Because of the risks, car insurance down payment costs about 10% more than upfront car insurance. The good news is that, despite the risk, several insurers in the U.S. offer car insurance for free in the first month (zero down). This allows the customer to pay the down payment amount in the second month of coverage.

Installment Options

Installment Options

Currently, customers have several payment options for buy now pay later insurance. They include paying the full amount for a premium of three, six, or twelve months, or opting to make payments in installment terms. Several customers go for the installment payments option since they cannot afford to pay the full premium cost. The different methods that are available to pay for your premium include:

  • Credit card
  • PayPal
  • Cheque/money order
  • Automatic bank withdrawal.

States that Allow Buy Now Pay Later Zero Down

It is crucial to understand that getting insurance for your vehicle is compulsory in all states, but not every state gives insurers the freedom to offer zero down policies. States that have such offers include:

  • California – it has the most automobiles and companies that offer zero down auto insurance.
  • Nevada
  • Washington
  • Florida
  • Arizona
  • Oklahoma
  • Georgia
  • New York

Companies that offer Zero Down Coverage

There are a number of select insurers that offer buy now pay later auto insurance with nothing down. These are:

  • Safe Auto Insurance
  • All State
  • Rodney D Young
  • Nationwide
  • Farmers
  • Young America Insurance
  • Geico
  • Progressive
  • State Farm
  • Esurance
  • Kemper

Types of insurance cover

Acquiring vehicle insurance cover is essential for peace of mind because it prevents financial ruin should you cause death, injury or damage to a third party. It is also compulsory. It is a requirement whether you buy a new or used car. The three types of car insurance are:

  • Liability – This protects you against any legal or financial liabilities to a third party in case of accidental damage to another person’s car. But it doesn’t protect you in case of damage to your own car.
  • Collision – This policy pays the cost of repairing or replacing your car after being damaged in an accident whether it is your fault or not.
  • Comprehensive Cover – This covers you against liabilities to third parties (death, injury or damage), against theft and against damages that may be caused by an accident, fire, floods, etc.
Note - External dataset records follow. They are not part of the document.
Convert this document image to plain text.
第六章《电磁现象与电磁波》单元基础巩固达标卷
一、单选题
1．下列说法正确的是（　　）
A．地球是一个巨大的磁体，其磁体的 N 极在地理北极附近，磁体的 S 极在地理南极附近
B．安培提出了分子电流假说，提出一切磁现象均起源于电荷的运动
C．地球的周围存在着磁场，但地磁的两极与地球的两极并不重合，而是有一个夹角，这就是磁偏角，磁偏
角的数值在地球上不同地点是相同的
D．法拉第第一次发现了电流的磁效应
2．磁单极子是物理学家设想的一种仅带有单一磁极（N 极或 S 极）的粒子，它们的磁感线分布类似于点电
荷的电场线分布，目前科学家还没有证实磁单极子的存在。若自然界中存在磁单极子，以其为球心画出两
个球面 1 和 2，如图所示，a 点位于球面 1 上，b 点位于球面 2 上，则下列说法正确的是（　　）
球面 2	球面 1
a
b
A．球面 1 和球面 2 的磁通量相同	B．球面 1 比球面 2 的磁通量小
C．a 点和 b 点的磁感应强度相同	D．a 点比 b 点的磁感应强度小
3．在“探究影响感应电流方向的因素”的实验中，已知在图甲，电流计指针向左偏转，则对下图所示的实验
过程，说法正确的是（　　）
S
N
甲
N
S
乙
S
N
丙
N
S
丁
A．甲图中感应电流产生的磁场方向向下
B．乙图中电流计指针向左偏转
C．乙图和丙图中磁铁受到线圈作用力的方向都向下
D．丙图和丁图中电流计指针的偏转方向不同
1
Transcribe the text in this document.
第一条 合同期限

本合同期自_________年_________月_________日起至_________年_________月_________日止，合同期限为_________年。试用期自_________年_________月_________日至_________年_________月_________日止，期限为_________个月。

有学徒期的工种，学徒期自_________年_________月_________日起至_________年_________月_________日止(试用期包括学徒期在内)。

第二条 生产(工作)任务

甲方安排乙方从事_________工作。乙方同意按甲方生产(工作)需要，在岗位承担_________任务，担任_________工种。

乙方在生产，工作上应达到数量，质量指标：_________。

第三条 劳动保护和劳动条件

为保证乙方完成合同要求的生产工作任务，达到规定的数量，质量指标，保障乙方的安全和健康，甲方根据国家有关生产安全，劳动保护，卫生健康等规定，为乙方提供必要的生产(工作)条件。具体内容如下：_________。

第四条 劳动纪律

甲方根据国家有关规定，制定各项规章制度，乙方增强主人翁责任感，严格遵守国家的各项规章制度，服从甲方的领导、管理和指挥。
Tips-to-Save-on-Car-InsuranceTips to Save on Car Insurance

Insurance is expensive, but it can be more expensive if a car owner drives too many miles per year or keeps getting involved in accidents which result in too many claims. Here are a few tips for saving on auto insurance:

  • Reduce the distance driven to about 800 miles per month. It will save you 10% or hundreds of dollars per year in Low Mileage Discount.
  • Always drive safely by following all the traffic rules and maintain a clean driving record. You may receive a no-claim bonus which acts as a discount on your next premium, and a safe driver discount of at least 25%.
  • Enjoy lower rates by maintaining a credit score higher than 700.
  • Save 10% or more on your premium by choosing a higher deductible of $1,000 or more.
  • Install Telematics Program to monitor the times of day you drive, sudden changes in speed, and mileage. It helps you save about 15% or more in premiums.
  • Install safety features such as anti-lock brakes, airbags, and GPS-based security systems to get 3% to 5% in discounts.
  • Get all the discounts possible, including multi-vehicle discount, senior citizen discount, good student discount (about 15%), military veteran, garage parking, etc.

Whether you have money or not, it is your duty as a car owner to make sure that your car is insured at all times. The best option is to pay upfront for the policy because that comes with a paid-in-full discount of 5-10%. If you can’t pay upfront for cover, you can get a very low or zero car insurance down payment.